Quantitative Gait Feature Assessment on Two-Dimensional Body Axis Projection Planes Converted from Three-Dimensional Coordinates Estimated with a Deep Learning Smartphone App
Quantitative Gait Feature Assessment on Two-Dimensional Body Axis Projection Planes Converted from Three-Dimensional Coordinates Estimated with a Deep Learning Smartphone App
Blog Article
To assess pathological gaits quantitatively, three-dimensional coordinates estimated with a deep learning model were converted into body axis plane projections.First, 15 healthy volunteers performed four gait patterns; that is, normal, shuffling, short-stepped, and wide-based gaits, with the Three-Dimensional Pose Tracker for Gait Test (TDPT-GT) application.Second, gaits of 47 patients with Emergency Stop Switch idiopathic normal pressure hydrocephalus (iNPH) and 92 healthy elderly individuals in the Takahata cohort were assessed with the TDPT-GT.Two-dimensional relative coordinates were calculated from the three-dimensional coordinates by projecting the sagittal, coronal, and axial planes.

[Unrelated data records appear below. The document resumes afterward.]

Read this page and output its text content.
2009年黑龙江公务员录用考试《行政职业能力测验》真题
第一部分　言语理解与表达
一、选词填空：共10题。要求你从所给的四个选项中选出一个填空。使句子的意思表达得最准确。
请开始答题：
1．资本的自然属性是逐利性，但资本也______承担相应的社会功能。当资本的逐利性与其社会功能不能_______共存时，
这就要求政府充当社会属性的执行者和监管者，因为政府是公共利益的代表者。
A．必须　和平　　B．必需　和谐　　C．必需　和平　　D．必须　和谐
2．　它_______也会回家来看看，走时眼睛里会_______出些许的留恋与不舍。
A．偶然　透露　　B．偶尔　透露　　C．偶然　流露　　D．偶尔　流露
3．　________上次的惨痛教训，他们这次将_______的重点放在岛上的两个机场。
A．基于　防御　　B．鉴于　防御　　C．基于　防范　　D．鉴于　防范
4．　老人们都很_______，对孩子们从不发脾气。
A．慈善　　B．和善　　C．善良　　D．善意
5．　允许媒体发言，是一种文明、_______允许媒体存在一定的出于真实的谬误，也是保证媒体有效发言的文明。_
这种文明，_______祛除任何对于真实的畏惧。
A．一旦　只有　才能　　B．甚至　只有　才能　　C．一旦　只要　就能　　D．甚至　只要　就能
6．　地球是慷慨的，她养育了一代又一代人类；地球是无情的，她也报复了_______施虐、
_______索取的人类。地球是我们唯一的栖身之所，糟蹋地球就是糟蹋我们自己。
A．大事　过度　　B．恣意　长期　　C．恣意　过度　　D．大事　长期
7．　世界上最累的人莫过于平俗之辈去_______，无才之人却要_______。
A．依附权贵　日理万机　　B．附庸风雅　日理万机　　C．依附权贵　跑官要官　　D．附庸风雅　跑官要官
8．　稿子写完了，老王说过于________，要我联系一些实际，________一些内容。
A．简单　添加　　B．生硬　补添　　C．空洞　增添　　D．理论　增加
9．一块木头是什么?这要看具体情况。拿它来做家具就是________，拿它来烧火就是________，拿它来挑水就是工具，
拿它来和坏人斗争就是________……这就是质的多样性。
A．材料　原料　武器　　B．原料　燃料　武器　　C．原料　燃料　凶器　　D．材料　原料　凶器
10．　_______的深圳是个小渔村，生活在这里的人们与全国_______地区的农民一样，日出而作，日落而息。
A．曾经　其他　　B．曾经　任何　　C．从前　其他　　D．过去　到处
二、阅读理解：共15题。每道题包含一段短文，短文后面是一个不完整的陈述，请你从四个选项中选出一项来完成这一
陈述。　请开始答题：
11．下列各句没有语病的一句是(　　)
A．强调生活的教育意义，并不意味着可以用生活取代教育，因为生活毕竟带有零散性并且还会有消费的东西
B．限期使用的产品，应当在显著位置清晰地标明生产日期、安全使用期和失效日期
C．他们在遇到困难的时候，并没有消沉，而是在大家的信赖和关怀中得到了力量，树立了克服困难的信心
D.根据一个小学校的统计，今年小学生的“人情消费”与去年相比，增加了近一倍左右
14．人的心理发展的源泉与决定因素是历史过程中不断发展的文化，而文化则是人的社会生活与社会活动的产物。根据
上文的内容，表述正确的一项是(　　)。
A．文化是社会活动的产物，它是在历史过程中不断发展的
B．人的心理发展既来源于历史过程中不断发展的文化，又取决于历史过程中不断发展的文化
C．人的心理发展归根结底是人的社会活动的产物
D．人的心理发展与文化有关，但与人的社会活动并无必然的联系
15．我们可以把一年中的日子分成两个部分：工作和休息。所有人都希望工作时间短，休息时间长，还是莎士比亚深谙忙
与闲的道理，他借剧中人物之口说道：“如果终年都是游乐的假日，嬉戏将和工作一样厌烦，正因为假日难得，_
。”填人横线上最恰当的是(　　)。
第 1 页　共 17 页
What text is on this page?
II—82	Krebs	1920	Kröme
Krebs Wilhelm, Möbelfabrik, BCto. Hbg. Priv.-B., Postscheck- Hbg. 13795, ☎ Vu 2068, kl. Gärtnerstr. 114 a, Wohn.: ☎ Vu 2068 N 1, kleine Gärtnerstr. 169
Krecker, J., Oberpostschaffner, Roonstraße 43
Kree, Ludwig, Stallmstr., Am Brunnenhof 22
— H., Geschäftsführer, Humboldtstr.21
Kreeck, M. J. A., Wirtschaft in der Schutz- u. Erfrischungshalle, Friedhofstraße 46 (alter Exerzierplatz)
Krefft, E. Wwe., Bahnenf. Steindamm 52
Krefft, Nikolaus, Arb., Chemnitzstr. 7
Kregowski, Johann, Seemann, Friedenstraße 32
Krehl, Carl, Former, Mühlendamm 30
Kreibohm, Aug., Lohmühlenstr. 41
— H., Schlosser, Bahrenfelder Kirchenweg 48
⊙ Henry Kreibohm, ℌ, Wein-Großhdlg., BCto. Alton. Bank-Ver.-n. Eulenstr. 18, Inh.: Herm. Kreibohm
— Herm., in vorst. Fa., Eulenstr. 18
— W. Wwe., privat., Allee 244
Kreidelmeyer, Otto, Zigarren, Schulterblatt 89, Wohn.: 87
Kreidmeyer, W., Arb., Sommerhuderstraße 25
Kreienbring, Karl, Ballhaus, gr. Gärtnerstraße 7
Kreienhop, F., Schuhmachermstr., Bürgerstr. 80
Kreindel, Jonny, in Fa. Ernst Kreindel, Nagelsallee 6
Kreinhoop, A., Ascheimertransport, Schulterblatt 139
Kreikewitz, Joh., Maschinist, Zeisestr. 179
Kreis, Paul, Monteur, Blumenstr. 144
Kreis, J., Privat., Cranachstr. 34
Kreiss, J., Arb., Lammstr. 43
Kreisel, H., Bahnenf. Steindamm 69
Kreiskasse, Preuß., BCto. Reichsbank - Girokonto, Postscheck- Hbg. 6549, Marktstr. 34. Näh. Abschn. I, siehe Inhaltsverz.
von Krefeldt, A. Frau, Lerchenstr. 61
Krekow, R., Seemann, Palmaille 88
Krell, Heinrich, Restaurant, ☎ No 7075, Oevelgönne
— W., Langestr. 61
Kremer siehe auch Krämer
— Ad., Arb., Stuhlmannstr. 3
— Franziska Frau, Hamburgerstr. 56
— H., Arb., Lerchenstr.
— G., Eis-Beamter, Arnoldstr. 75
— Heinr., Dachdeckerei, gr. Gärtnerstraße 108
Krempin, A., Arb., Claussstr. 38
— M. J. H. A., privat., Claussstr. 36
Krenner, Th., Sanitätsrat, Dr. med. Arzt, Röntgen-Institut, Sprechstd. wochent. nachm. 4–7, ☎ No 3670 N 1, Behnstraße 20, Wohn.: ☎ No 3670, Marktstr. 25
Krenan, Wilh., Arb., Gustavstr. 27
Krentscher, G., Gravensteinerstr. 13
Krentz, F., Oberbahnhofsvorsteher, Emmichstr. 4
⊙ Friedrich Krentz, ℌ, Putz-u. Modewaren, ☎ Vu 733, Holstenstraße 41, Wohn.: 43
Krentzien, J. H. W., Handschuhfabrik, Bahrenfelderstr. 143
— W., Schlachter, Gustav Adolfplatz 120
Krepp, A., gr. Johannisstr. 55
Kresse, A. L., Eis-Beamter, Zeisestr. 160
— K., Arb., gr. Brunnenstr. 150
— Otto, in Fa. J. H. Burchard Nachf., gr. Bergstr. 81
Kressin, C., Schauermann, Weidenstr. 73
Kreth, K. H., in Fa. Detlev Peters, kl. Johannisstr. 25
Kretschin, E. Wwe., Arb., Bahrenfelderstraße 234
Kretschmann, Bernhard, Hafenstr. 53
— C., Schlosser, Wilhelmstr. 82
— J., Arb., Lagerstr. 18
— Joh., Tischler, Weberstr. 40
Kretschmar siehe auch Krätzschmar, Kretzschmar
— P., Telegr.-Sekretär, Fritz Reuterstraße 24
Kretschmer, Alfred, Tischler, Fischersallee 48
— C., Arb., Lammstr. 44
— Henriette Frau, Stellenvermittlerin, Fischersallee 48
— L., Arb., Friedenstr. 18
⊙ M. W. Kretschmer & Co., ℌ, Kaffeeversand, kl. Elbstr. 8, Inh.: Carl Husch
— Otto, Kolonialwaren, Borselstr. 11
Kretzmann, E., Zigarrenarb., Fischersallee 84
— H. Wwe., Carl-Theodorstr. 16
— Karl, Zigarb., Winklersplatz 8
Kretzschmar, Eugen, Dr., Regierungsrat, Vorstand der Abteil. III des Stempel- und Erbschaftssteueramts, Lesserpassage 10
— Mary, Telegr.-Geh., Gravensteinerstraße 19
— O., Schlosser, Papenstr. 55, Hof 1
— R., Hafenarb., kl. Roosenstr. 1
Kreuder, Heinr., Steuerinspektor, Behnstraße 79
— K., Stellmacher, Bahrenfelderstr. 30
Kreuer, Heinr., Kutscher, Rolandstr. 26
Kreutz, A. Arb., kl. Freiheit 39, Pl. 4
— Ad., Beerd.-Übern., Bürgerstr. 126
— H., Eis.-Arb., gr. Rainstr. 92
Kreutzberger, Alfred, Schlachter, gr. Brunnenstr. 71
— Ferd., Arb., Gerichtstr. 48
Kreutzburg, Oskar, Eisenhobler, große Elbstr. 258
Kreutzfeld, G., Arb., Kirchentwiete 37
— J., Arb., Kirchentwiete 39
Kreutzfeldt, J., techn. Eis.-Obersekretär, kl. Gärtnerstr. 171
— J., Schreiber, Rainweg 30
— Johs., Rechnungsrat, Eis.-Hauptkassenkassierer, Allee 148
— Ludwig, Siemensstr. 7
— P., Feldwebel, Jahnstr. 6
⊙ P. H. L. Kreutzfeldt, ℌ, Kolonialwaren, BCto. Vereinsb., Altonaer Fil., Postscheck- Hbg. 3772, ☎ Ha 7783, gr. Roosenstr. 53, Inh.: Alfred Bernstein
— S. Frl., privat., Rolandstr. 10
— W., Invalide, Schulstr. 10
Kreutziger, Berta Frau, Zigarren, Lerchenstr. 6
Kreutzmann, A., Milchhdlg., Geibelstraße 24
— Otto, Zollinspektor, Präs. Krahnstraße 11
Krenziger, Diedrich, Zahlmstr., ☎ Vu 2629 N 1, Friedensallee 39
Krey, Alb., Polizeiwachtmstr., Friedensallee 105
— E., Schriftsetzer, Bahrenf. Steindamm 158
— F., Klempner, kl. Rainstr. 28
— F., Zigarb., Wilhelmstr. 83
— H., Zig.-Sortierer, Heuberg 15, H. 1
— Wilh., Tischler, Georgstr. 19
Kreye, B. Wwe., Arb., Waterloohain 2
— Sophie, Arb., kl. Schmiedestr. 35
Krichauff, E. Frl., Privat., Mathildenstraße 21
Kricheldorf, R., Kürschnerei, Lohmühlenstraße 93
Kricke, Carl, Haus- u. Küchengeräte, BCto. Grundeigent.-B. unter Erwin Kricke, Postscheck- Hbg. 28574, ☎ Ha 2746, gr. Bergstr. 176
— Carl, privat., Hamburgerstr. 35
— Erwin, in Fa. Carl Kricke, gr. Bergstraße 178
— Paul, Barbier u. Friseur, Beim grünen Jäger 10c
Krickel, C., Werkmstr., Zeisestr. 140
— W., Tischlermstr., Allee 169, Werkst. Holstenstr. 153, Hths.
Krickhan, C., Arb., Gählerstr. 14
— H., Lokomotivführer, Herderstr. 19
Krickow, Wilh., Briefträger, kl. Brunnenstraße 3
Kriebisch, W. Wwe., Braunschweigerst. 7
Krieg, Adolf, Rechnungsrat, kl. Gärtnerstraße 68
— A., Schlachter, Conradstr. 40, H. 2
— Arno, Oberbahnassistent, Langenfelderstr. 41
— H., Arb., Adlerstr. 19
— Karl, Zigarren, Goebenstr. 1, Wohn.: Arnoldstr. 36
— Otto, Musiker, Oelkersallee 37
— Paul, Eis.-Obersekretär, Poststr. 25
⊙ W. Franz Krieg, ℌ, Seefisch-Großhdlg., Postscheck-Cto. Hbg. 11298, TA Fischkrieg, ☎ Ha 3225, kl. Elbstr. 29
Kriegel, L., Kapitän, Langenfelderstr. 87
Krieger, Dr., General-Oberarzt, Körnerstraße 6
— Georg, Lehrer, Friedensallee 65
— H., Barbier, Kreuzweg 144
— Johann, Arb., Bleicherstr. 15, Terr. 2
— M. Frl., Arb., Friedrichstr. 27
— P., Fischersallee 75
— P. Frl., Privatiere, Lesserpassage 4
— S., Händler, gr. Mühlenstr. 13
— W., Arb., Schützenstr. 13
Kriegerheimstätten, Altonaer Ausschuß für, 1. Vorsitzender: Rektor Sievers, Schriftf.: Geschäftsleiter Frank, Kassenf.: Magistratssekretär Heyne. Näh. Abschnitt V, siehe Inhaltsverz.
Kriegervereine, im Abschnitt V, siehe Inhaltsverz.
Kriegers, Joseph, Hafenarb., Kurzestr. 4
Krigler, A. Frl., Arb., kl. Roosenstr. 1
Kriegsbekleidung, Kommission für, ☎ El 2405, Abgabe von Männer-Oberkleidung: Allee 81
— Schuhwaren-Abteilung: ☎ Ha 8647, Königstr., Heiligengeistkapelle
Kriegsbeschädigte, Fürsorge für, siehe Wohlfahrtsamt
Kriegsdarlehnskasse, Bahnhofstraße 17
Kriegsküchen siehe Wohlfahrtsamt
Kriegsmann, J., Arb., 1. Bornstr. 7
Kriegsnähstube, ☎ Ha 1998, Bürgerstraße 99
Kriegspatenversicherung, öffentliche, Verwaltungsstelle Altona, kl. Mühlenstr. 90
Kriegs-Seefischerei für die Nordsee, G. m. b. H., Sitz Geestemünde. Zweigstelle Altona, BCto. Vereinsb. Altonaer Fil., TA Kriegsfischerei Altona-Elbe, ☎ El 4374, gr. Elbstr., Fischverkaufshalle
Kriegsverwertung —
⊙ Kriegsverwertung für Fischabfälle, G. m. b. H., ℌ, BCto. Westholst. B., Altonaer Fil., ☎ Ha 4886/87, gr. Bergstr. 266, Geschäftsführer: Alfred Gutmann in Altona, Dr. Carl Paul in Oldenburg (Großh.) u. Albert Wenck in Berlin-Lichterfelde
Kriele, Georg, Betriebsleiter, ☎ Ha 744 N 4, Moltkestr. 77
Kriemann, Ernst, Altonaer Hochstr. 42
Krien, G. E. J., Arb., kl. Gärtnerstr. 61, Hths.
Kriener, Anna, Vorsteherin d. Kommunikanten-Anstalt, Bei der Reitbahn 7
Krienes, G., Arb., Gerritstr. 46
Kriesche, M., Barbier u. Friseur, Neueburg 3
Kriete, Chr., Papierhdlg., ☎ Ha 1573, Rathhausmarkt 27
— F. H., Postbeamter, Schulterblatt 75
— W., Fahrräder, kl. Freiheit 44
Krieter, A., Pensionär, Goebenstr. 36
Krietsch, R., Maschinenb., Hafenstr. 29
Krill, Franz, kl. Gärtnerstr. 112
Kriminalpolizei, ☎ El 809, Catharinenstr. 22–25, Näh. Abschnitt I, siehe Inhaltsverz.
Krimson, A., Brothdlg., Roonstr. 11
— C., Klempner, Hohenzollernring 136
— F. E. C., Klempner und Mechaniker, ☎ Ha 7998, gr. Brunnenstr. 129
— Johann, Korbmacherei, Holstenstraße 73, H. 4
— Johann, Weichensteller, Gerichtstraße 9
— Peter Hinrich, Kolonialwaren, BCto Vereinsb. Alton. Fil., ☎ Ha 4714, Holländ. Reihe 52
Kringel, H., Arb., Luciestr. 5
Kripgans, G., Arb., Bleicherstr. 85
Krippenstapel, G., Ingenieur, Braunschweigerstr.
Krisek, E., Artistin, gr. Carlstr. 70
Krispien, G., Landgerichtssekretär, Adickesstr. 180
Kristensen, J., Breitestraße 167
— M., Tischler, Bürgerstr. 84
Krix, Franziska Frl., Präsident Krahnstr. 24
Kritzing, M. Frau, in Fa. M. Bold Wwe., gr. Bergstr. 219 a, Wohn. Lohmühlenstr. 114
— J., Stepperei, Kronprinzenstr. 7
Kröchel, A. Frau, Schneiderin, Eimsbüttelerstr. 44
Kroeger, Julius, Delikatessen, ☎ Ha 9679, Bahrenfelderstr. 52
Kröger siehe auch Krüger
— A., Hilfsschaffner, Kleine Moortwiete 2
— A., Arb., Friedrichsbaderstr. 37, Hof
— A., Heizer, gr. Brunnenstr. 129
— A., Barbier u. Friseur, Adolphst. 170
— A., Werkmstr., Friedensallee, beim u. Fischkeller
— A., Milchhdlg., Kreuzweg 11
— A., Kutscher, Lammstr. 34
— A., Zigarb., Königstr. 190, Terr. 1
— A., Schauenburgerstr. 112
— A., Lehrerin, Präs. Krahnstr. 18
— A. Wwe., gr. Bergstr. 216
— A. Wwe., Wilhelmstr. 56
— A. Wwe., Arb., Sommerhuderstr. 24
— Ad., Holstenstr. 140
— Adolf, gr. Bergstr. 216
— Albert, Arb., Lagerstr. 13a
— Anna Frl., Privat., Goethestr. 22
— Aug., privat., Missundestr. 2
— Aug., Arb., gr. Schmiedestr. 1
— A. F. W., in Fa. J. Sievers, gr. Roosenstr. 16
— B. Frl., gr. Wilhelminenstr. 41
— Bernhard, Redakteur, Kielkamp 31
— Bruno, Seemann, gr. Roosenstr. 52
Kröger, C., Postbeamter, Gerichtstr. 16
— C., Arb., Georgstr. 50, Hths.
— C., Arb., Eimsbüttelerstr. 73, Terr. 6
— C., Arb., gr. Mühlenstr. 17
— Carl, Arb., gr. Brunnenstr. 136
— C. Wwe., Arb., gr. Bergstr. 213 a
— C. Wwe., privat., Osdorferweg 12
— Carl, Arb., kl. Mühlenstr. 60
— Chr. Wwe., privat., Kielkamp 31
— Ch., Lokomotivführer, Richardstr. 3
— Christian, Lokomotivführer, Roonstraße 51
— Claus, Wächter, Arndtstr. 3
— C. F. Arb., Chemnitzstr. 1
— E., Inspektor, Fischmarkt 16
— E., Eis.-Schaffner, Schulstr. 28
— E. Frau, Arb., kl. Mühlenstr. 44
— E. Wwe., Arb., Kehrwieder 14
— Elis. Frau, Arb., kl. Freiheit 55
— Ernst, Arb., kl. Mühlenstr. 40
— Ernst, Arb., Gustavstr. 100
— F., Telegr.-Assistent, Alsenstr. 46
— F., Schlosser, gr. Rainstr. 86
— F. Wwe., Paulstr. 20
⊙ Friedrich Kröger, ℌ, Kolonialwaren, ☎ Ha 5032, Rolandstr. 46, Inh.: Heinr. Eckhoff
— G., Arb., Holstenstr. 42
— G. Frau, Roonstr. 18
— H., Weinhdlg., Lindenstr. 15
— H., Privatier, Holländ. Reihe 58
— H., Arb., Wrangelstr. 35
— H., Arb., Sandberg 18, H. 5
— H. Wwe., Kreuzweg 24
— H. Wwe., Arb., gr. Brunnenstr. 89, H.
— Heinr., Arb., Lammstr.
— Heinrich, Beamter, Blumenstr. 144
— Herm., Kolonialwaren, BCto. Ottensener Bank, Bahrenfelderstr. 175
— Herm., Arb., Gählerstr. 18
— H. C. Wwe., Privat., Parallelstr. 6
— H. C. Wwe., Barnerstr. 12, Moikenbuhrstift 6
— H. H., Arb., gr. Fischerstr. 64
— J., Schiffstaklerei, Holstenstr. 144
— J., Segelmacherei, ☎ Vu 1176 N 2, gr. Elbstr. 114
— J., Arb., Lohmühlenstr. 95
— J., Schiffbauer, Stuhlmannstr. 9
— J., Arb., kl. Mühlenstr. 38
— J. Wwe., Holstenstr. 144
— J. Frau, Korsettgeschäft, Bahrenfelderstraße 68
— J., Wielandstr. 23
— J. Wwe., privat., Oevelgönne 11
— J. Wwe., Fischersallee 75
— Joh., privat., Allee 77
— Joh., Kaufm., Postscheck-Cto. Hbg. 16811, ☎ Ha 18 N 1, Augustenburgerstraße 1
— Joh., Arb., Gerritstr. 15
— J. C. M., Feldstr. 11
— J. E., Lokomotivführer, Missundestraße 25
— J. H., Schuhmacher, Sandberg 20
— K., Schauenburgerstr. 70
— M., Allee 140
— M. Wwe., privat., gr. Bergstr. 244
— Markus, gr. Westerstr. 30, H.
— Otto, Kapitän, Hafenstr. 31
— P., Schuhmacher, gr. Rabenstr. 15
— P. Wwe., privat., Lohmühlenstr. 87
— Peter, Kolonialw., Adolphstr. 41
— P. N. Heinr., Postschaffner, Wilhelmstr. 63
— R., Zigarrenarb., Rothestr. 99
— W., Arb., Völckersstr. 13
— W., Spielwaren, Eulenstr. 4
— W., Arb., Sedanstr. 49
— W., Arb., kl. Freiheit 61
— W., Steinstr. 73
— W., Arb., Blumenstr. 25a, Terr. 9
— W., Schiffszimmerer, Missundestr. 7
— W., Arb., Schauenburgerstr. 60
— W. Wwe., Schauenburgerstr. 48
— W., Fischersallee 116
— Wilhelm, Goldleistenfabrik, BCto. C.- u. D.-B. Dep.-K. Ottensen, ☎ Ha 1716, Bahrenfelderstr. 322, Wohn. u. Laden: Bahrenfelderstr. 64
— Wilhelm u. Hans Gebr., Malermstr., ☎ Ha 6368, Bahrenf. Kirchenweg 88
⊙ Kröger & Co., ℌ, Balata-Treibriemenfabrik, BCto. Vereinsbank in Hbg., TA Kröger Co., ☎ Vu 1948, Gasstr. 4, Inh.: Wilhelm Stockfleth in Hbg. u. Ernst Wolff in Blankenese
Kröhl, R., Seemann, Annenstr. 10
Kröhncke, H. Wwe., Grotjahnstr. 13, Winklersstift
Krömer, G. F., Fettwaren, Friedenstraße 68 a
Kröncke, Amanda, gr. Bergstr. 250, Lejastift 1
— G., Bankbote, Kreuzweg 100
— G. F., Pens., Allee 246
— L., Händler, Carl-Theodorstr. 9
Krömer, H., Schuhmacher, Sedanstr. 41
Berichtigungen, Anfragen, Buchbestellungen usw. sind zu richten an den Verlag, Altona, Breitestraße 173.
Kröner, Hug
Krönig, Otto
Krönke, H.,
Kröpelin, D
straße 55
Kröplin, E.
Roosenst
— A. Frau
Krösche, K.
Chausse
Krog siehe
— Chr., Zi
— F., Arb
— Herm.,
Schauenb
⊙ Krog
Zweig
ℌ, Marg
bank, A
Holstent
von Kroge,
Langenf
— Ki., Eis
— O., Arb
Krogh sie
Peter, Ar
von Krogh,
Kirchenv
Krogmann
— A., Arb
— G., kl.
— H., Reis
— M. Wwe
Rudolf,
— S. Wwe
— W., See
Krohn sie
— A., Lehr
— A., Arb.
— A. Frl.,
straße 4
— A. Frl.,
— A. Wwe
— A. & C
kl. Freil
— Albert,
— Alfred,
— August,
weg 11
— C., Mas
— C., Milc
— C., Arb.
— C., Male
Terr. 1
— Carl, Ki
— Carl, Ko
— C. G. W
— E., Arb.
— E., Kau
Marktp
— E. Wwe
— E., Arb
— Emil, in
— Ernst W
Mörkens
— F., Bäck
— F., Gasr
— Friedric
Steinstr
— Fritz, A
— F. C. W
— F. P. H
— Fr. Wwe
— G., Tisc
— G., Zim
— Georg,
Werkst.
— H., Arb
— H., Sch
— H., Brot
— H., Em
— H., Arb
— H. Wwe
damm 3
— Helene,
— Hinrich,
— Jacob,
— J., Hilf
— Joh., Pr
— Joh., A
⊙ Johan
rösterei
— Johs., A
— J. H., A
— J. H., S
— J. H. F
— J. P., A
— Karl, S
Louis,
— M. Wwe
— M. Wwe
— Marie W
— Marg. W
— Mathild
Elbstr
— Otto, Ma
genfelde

Indices of the two-dimensional relative coordinates associated with a pathological Camera bags and cases gait were comprehensively explored.The candidate indices for the shuffling gait were the angle range of the hip joint 0.1 on the axial projection plane.In conclusion, the two-dimensional coordinates on the body axis projection planes calculated from the 3D relative coordinates estimated by the TDPT-GT application enabled the quantification of pathological gait features.